The aim of this study was to show that recent methodological improvements on the use of Internet search engine information to track diseases can lead to improved retrospective flu estimates in multiple countries in Latin America.
A machine learning-based methodology that uses flu-related Internet search activity and historical information to monitor flu activity, named ARGO (AutoRegression with Google search), was extended to generate flu predictions for 8 Latin American countries (Argentina, Bolivia, Brazil, Chile, Mexico, Paraguay, Peru, and Uruguay) for the time period: January 2012 to December of 2016. These retrospective (out-of-sample) Influenza activity predictions were compared with historically observed flu suspected cases in each country, as reported by Flunet, an influenza surveillance database maintained by the World Health Organization. For a baseline comparison, retrospective (out-of-sample) flu estimates were produced for the same time period using autoregressive models that only leverage historical flu activity information.
Novel influenza surveillance systems that leverage Internet-based real-time data sources including Internet search frequencies, social-network information, and crowd-sourced flu surveillance tools have shown improved accuracy over the past few years in data-rich countries like the United States. These systems not only track flu activity accurately, but they also report flu estimates a week or more ahead of the publication of reports produced by healthcare-based systems, such as those implemented and managed by the Centers for Disease Control and Prevention. Previous work has shown that the predictive capabilities of novel flu surveillance systems, like Google Flu Trends (GFT), in developing countries in Latin America have not yet delivered acceptable flu estimates.
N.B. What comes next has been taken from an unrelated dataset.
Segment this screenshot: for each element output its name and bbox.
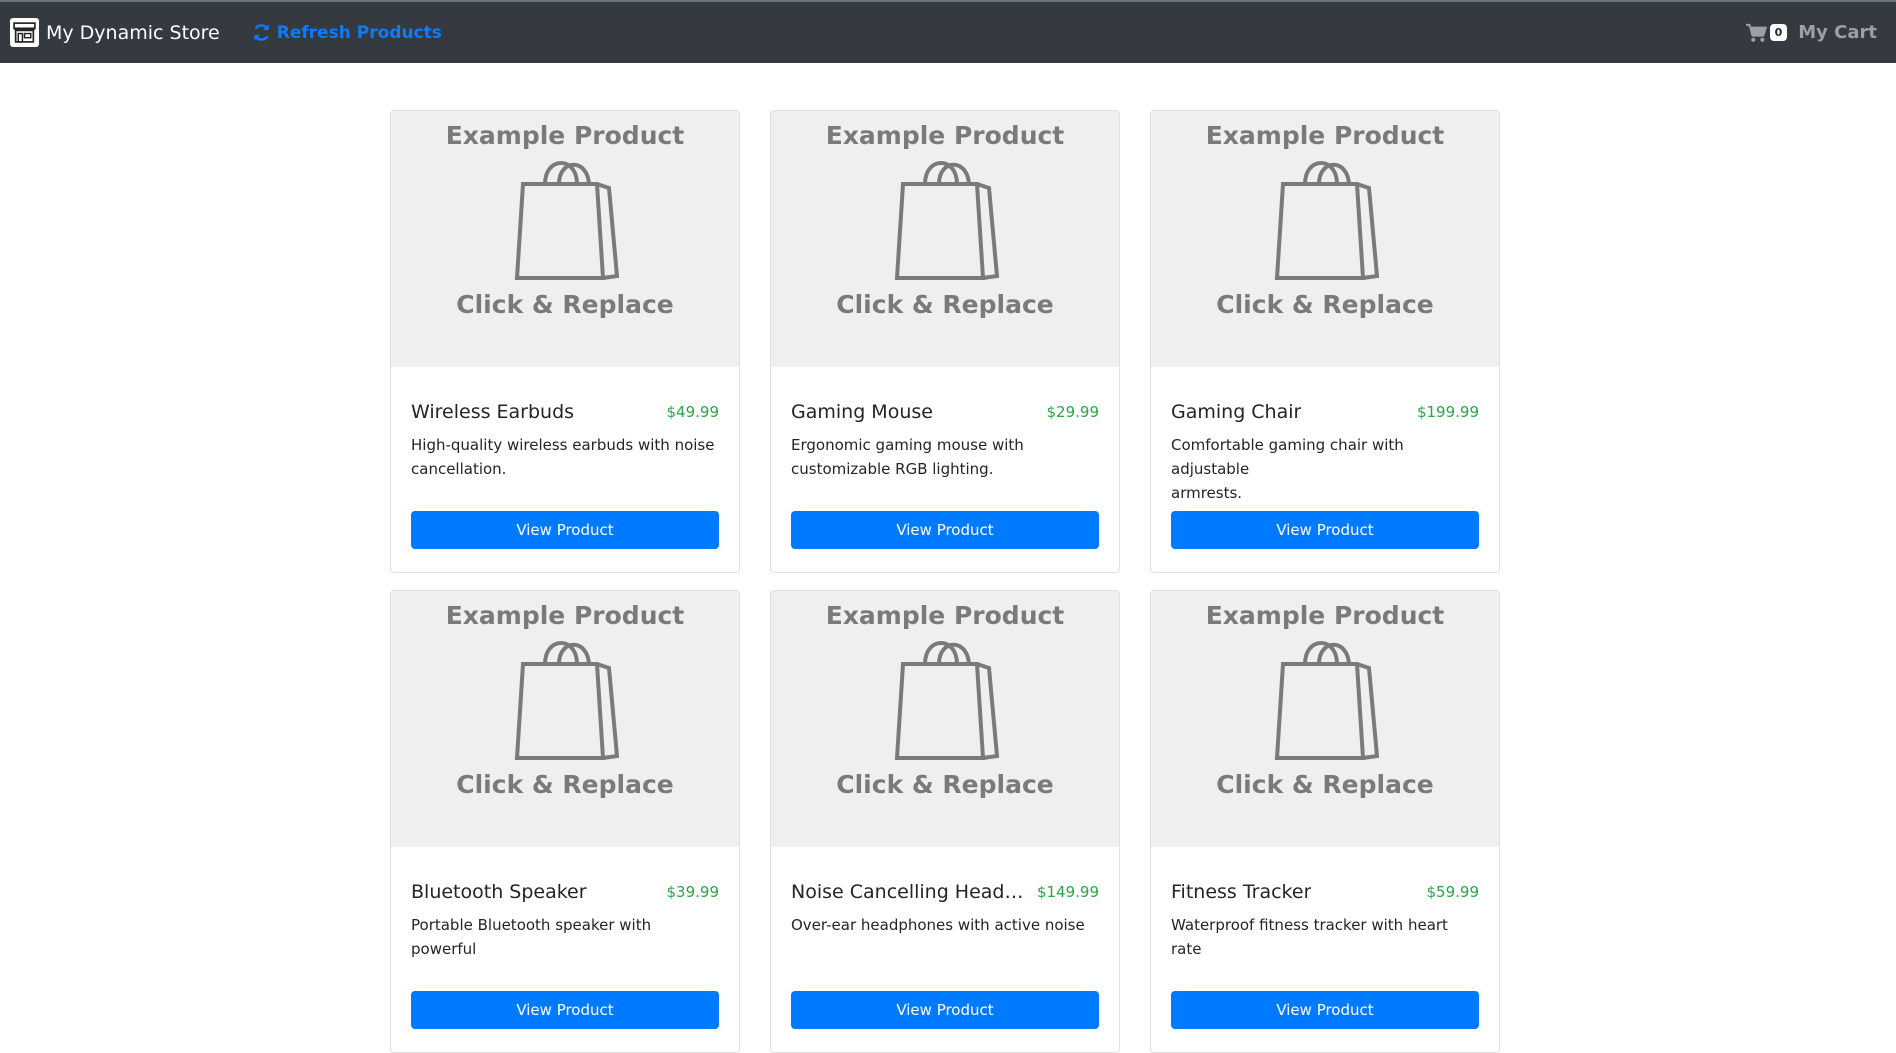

We demonstrate here that a self-correcting machine learning method, leveraging Internet-based disease-related search activity and historical flu trends, has the potential to produce reliable and timely flu estimates in multiple Latin American countries. This methodology may prove helpful to local public health officials who design and implement interventions aimed at mitigating the effects of influenza outbreaks. Our methodology generally outperforms both the now-discontinued tool GFT, and autoregressive methodologies that exploit only historical flu activity to produce future disease estimates.
Our results show that ARGO-like models' predictive power outperform autoregressive models in 6 out of 8 countries in the 2012-2016 time period. Moreover, ARGO significantly improves on historical flu estimates produced by the now discontinued GFT for the time period of 2012-2015, where GFT information is publicly available.